Un hombre tirado en medio del asfalto intenta incorporarse al descubrir una botella de agua. Apenas puede levantar su cuerpo mientras su mirada se clava en el preciado tesoro. Hace pocos minutos que ha llegado en un cayuco, junto a 44 compañeros, a una playa del sur de Gran Canaria. A su alrededor la imagen es aterradora: la mitad de los viajeros también están echados en posiciones que denotan que están al límite de sus fuerzas tras un penoso viaje de más de 1.000 kilómetros desde las costas africanas.
Han tenido suerte. En los días anteriores, varios cayucos parecidos han naufragado intentando llegar a Europa por la ruta canaria. Nadie sabrá nunca cuántos han desaparecido en las feroces aguas del Atlántico, ese océano que se ha tragado miles de hombres, mujeres y niños desde el 2001. Una gran fosa común, peor que el Mediterráneo y, ahora, la más mortífera del planeta. Según la ONU una de cada 16 personas mueren en el intento.
La ruta canaria se ha reabierto hace unos meses, pero ahora está a pleno rendimiento. Más de 11.000 personas han llegado a las costas canarias este año, la mayoría en los dos últimos meses. Pero no los hemos podido ver, son invisibles. Solo sabemos las cifras, pero no podemos ver a las personas, ya que el Ministerio del Interior prohíbe el acceso necesario a los periodistas y fotoperiodistas a los desembarcos de personas migrantes y refugiadas rescatadas por los incansables trabajadores de los barcos de Salvamento.
En los años anteriores los periodistas podíamos asistir, a pocos metros, a las llegadas en todos los puertos de España. Ahora la Policía Nacional cumple órdenes de impedir, sistemáticamente, el derecho constitucional –artículo 20 de la Constitución Española–, de la libertad de información y del derecho de los ciudadanos a ser informados. Solo podemos ver bultos lejanos en grupo, sin apenas distinguir sus rasgos, ni el estado físico ni el sexo, lo que facilita el discurso del odio y la xenofobia creciente e impide la empatía y el conocimiento.
El Ministerio del Interior, con Grande Marlaska, inició en 2018 una nueva política migratoria: cerrar la ruta del Mediterráneo para reducir las cifras de inmigración irregular, impedir a Salvamento Marítimo rescatar personas en peligro donde antes lo hacían y pagar al Gobierno de Marruecos, junto a la Unión Europea, más de 150 millones de euros para reprimir las salidas de su zona norte. El resultado, totalmente, previsible, es la actual reapertura de la letal ruta canaria.
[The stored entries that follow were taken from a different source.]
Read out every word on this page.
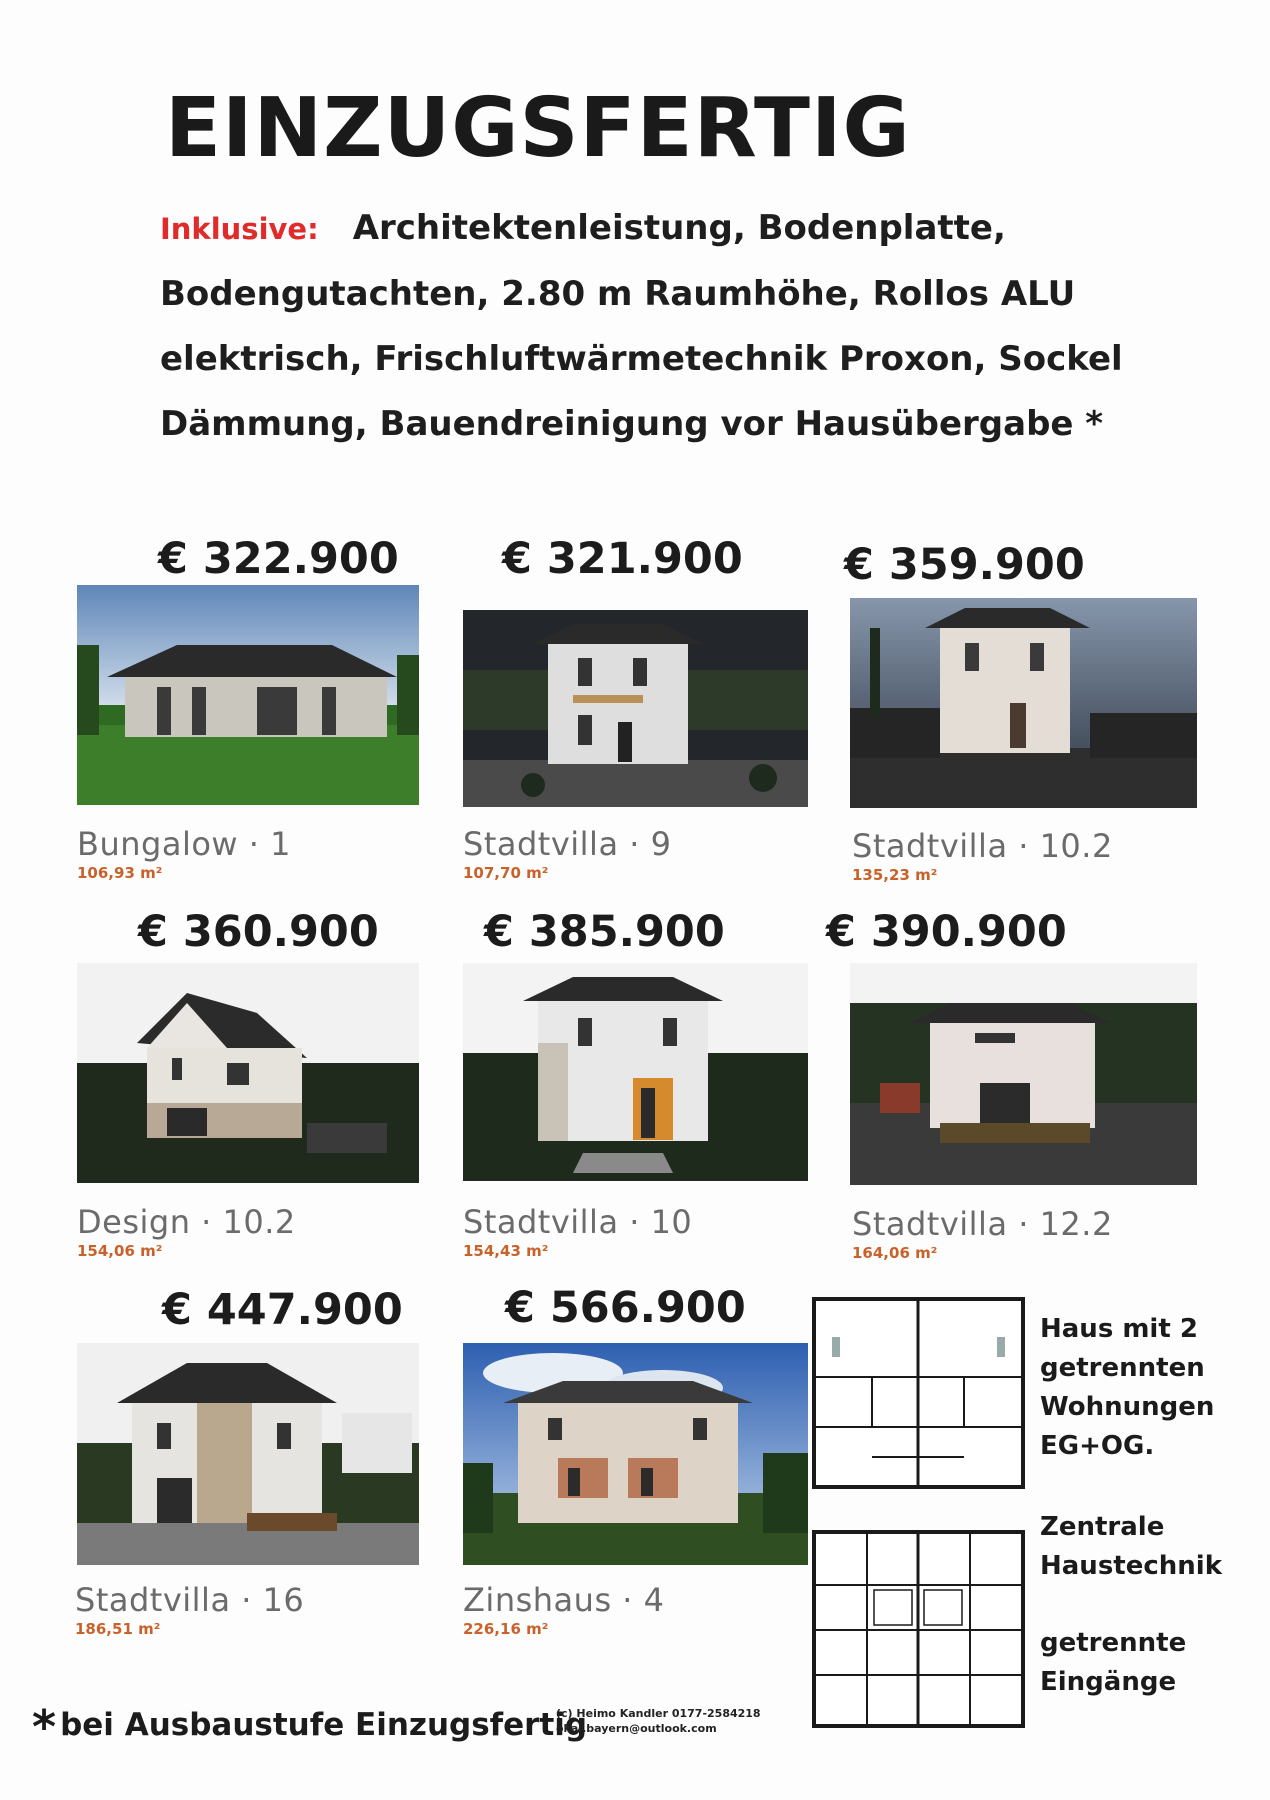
EINZUGSFERTIG
Inklusive: Architektenleistung, Bodenplatte,
Bodengutachten, 2.80 m Raumhöhe, Rollos ALU
elektrisch, Frischluftwärmetechnik Proxon, Sockel
Dämmung, Bauendreinigung vor Hausübergabe *
€ 322.900
Bungalow · 1
106,93 m²
€ 321.900
Stadtvilla · 9
107,70 m²
€ 359.900
Stadtvilla · 10.2
135,23 m²
€ 360.900
Design · 10.2
154,06 m²
€ 385.900
Stadtvilla · 10
154,43 m²
€ 390.900
Stadtvilla · 12.2
164,06 m²
€ 447.900
Stadtvilla · 16
186,51 m²
€ 566.900
Zinshaus · 4
226,16 m²
Haus mit 2
getrennten
Wohnungen
EG+OG.
Zentrale
Haustechnik
getrennte
Eingänge
* bei Ausbaustufe Einzugsfertig
(c) Heimo Kandler 0177-2584218
okal.bayern@outlook.com
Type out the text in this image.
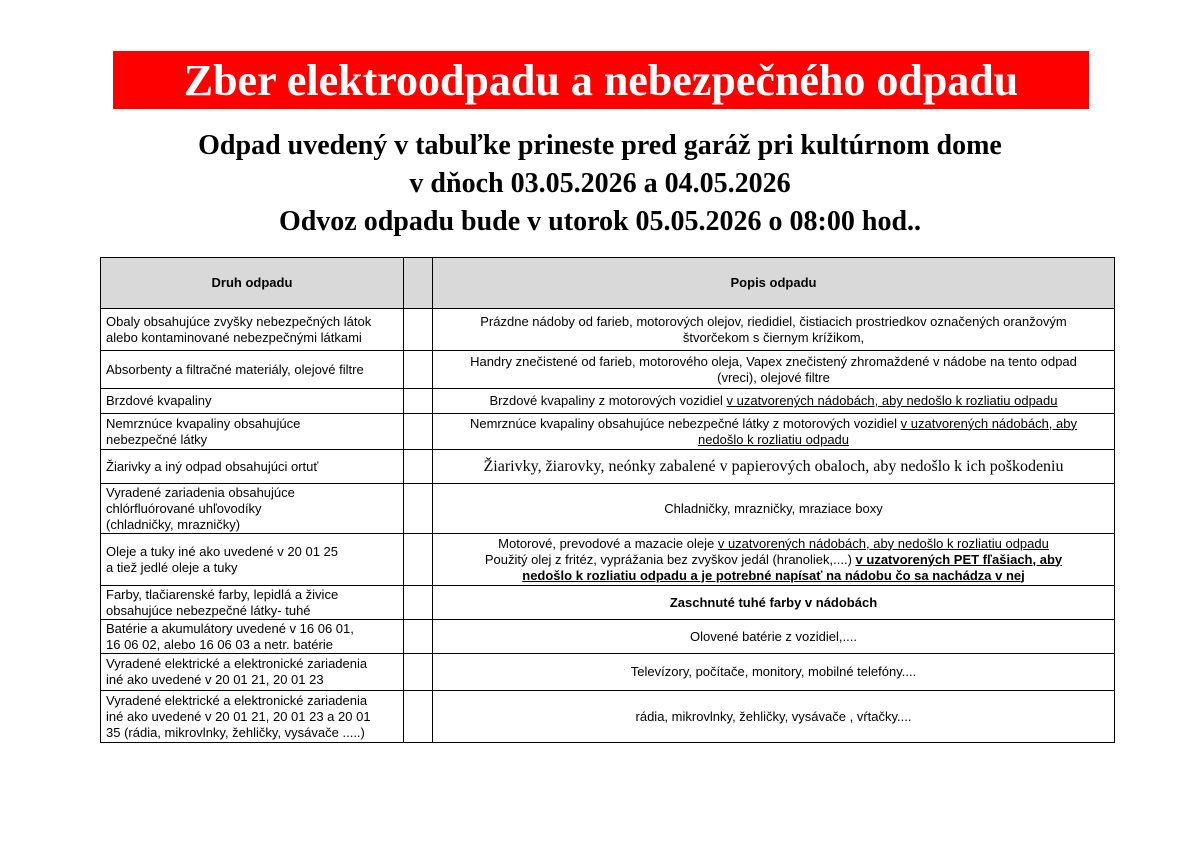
Zber elektroodpadu a nebezpečného odpadu
Odpad uvedený v tabuľke prineste pred garáž pri kultúrnom dome
v dňoch 03.05.2026 a 04.05.2026
Odvoz odpadu bude v utorok 05.05.2026 o 08:00 hod..
Druh odpadu		Popis odpadu
Obaly obsahujúce zvyšky nebezpečných látok
alebo kontaminované nebezpečnými látkami		Prázdne nádoby od farieb, motorových olejov, riedidiel, čistiacich prostriedkov označených oranžovým
štvorčekom s čiernym krížikom,
Absorbenty a filtračné materiály, olejové filtre		Handry znečistené od farieb, motorového oleja, Vapex znečistený zhromaždené v nádobe na tento odpad
(vreci), olejové filtre
Brzdové kvapaliny		Brzdové kvapaliny z motorových vozidiel v uzatvorených nádobách, aby nedošlo k rozliatiu odpadu
Nemrznúce kvapaliny obsahujúce
nebezpečné látky		Nemrznúce kvapaliny obsahujúce nebezpečné látky z motorových vozidiel v uzatvorených nádobách, aby
nedošlo k rozliatiu odpadu
Žiarivky a iný odpad obsahujúci ortuť		Žiarivky, žiarovky, neónky zabalené v papierových obaloch, aby nedošlo k ich poškodeniu
Vyradené zariadenia obsahujúce
chlórfluórované uhľovodíky
(chladničky, mrazničky)		Chladničky, mrazničky, mraziace boxy
Oleje a tuky iné ako uvedené v 20 01 25
a tiež jedlé oleje a tuky		Motorové, prevodové a mazacie oleje v uzatvorených nádobách, aby nedošlo k rozliatiu odpadu
Použitý olej z fritéz, vyprážania bez zvyškov jedál (hranoliek,....) v uzatvorených PET fľašiach, aby
nedošlo k rozliatiu odpadu a je potrebné napísať na nádobu čo sa nachádza v nej
Farby, tlačiarenské farby, lepidlá a živice
obsahujúce nebezpečné látky- tuhé		Zaschnuté tuhé farby v nádobách
Batérie a akumulátory uvedené v 16 06 01,
16 06 02, alebo 16 06 03 a netr. batérie		Olovené batérie z vozidiel,....
Vyradené elektrické a elektronické zariadenia
iné ako uvedené v 20 01 21, 20 01 23		Televízory, počítače, monitory, mobilné telefóny....
Vyradené elektrické a elektronické zariadenia
iné ako uvedené v 20 01 21, 20 01 23 a 20 01
35 (rádia, mikrovlnky, žehličky, vysávače .....)		rádia, mikrovlnky, žehličky, vysávače , vŕtačky....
Si el hombre que mira la botella de agua no hubiera llegado a una playa, nunca hubiera podido fotografiar su mirada y su estado. Y los ciudadanos no podrían ver, sentir y pensar ante lo que están viendo. Lo habrían llevado en un barco de Salvamento al puerto de Arguineguín (Gran Canaria) fuera de los ojos de los ciudadanos y de los fotoperiodistas.
Tampoco podemos entrar en el campo de concentración de migrantes y refugiados creado en el muelle y donde, hasta hace unos días, han llegado a estar más de 1.500 personas hacinadas, durmiendo sobre el asfalto con una manta y 500 de ellos durmiendo al raso, sin la débil protección de una tela de carpa.
Me avisan ahora de un posible nuevo desastre, parece que un cayuco a la deriva puede estar a punto de naufragar, con 100 personas a bordo. Están achicando agua, llevan más de diez días en el mar y con mal tiempo. Intento imaginar sus rostros de miedo, que no podré fotografiar, pero la desazón me invade cuando recuerdo que tampoco podré verlos en el puerto por orden ilegítima de la autoridad.